Die Yokohama Christ Church ist ein Steinbau im Stadtteil Yamatechō, Yokohama, der normannische und gotische Bauelemente mit einem stahlbewehrten Betonskelett verbindet. Die Außenfassade besteht aus Ōya-Stein, einem vulkanischen Tuffstein aus der Präfektur Tochigi, der dem Gebäude seine charakteristische Farbe verleiht.
Die Gemeinde wurde 1863 gegründet, kurz nachdem Yokohama als Hafen für den Außenhandel geöffnet worden war, und ist damit eine der ältesten protestantischen Gemeinden Japans. Frühere Kirchengebäude wurden durch Katastrophen zerstört, und das heutige Gebäude wurde 1931 nach Plänen des Architekten Jay Hill Morgan fertiggestellt.

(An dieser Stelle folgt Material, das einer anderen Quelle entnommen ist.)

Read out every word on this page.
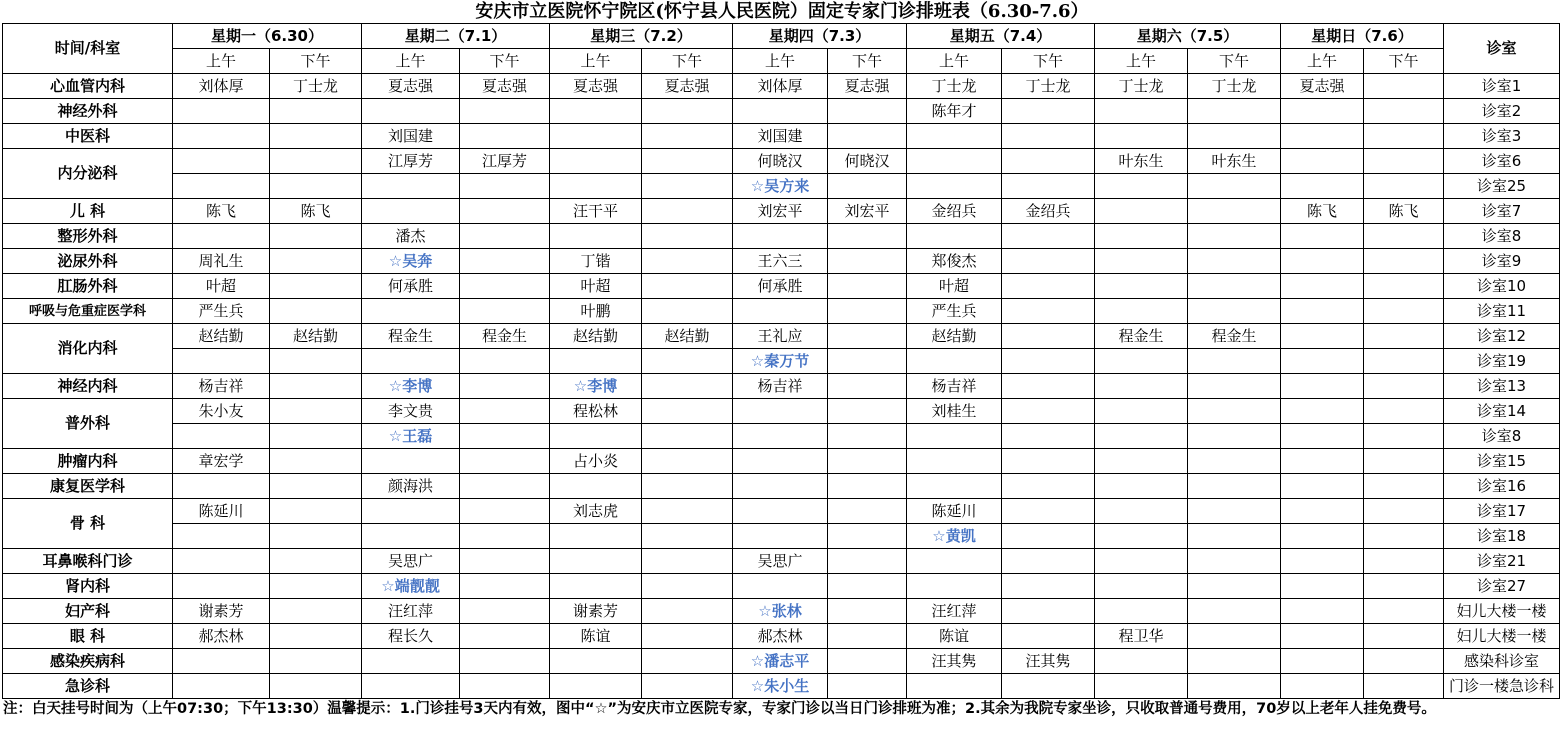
安庆市立医院怀宁院区(怀宁县人民医院）固定专家门诊排班表（6.30-7.6）
时间/科室	星期一（6.30）		星期二（7.1）		星期三（7.2）		星期四（7.3）		星期五（7.4）		星期六（7.5）		星期日（7.6）		诊室
	上午	下午	上午	下午	上午	下午	上午	下午	上午	下午	上午	下午	上午	下午	
心血管内科	刘体厚	丁士龙	夏志强	夏志强	夏志强	夏志强	刘体厚	夏志强	丁士龙	丁士龙	丁士龙	丁士龙	夏志强		诊室1
神经外科									陈年才						诊室2
中医科			刘国建				刘国建								诊室3
内分泌科			江厚芳	江厚芳			何晓汉	何晓汉			叶东生	叶东生			诊室6
							☆吴方来								诊室25
儿 科	陈飞	陈飞			汪干平		刘宏平	刘宏平	金绍兵	金绍兵			陈飞	陈飞	诊室7
整形外科			潘杰												诊室8
泌尿外科	周礼生		☆吴奔		丁锴		王六三		郑俊杰						诊室9
肛肠外科	叶超		何承胜		叶超		何承胜		叶超						诊室10
呼吸与危重症医学科	严生兵				叶鹏				严生兵						诊室11
消化内科	赵结勤	赵结勤	程金生	程金生	赵结勤	赵结勤	王礼应		赵结勤		程金生	程金生			诊室12
							☆秦万节								诊室19
神经内科	杨吉祥		☆李博		☆李博		杨吉祥		杨吉祥						诊室13
普外科	朱小友		李文贵		程松林				刘桂生						诊室14
			☆王磊												诊室8
肿瘤内科	章宏学				占小炎										诊室15
康复医学科			颜海洪												诊室16
骨 科	陈延川				刘志虎				陈延川						诊室17
									☆黄凯						诊室18
耳鼻喉科门诊			吴思广				吴思广								诊室21
肾内科			☆端靓靓												诊室27
妇产科	谢素芳		汪红萍		谢素芳		☆张林		汪红萍						妇儿大楼一楼
眼 科	郝杰林		程长久		陈谊		郝杰林		陈谊		程卫华				妇儿大楼一楼
感染疾病科							☆潘志平		汪其隽	汪其隽					感染科诊室
急诊科							☆朱小生								门诊一楼急诊科
注：白天挂号时间为（上午07:30；下午13:30）温馨提示：1.门诊挂号3天内有效，图中“☆”为安庆市立医院专家，专家门诊以当日门诊排班为准；2.其余为我院专家坐诊，只收取普通号费用，70岁以上老年人挂免费号。
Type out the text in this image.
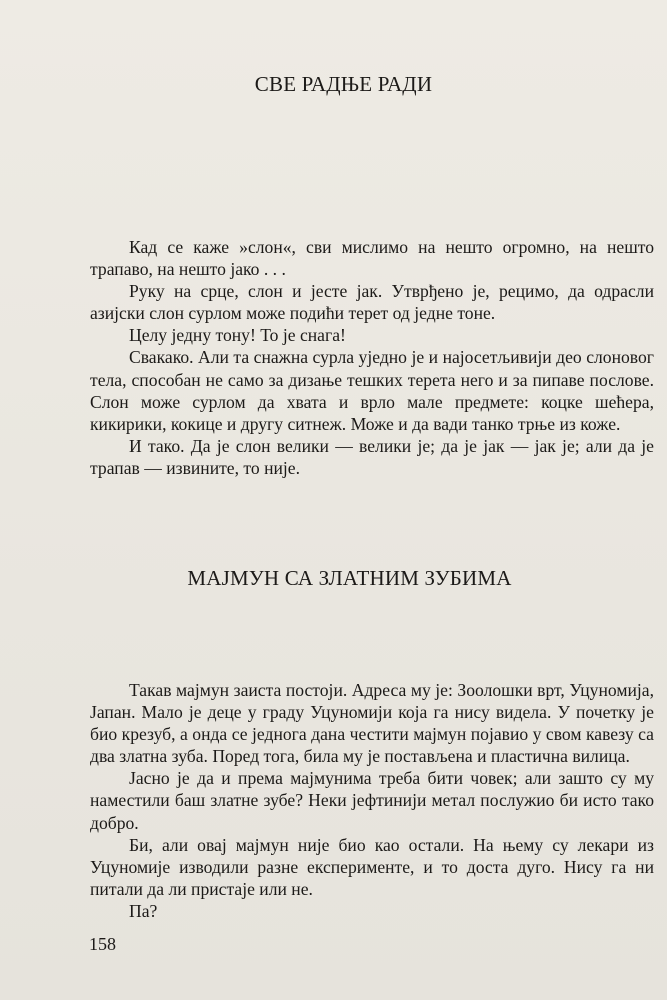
СВЕ РАДЊЕ РАДИ

Кад се каже »слон«, сви мислимо на нешто огромно, на нешто трапаво, на нешто јако . . .

Руку на срце, слон и јесте јак. Утврђено је, рецимо, да одрасли азијски слон сурлом може подићи терет од једне тоне.

Целу једну тону! То је снага!

Свакако. Али та снажна сурла уједно је и најосетљивији део слоновог тела, способан не само за дизање тешких терета него и за пипаве послове. Слон може сурлом да хвата и врло мале предмете: коцке шећера, кикирики, кокице и другу ситнеж. Може и да вади танко трње из коже.

И тако. Да је слон велики — велики је; да је јак — јак је; али да је трапав — извините, то није.

МАЈМУН СА ЗЛАТНИМ ЗУБИМА

Такав мајмун заиста постоји. Адреса му је: Зоолошки врт, Уцуномија, Јапан. Мало је деце у граду Уцуномији која га нису видела. У почетку је био крезуб, а онда се једнога дана честити мајмун појавио у свом кавезу са два златна зуба. Поред тога, била му је постављена и пластична вилица.

Јасно је да и према мајмунима треба бити човек; али зашто су му наместили баш златне зубе? Неки јефтинији метал послужио би исто тако добро.

Би, али овај мајмун није био као остали. На њему су лекари из Уцуномије изводили разне експерименте, и то доста дуго. Нису га ни питали да ли пристаје или не.

Па?

158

Die Kirche liegt im Stadtteil Yamate, einem Viertel, das seit dem 19. Jahrhundert eng mit der ausländischen Gemeinschaft von Yokohama verbunden ist. Gottesdienste werden auf Englisch gehalten, was das tägliche Leben und den Charakter dieses Viertels bis heute prägt.
Der Gottesdienst am Sonntag ist für alle offen, und Besucher können die Kirche zu diesen Gelegenheiten betreten. Das Gebäude befindet sich in Yamate, einem Viertel, das man gut zu Fuß erkunden kann und das auch mehrere andere historische Bauten aus derselben Epoche beherbergt.
Ōya-Stein ist ein Material, das in Japan weit verbreitet ist, in westlicher Kirchenarchitektur außerhalb des Landes jedoch so gut wie nie vorkommt. Der Stein ist leicht genug, um mit dem bloßen Auge eingehauene Bearbeitungsspuren zu erkennen, was ihm eine Textur verleiht, die sich von europäischem Kirchengestein deutlich unterscheidet.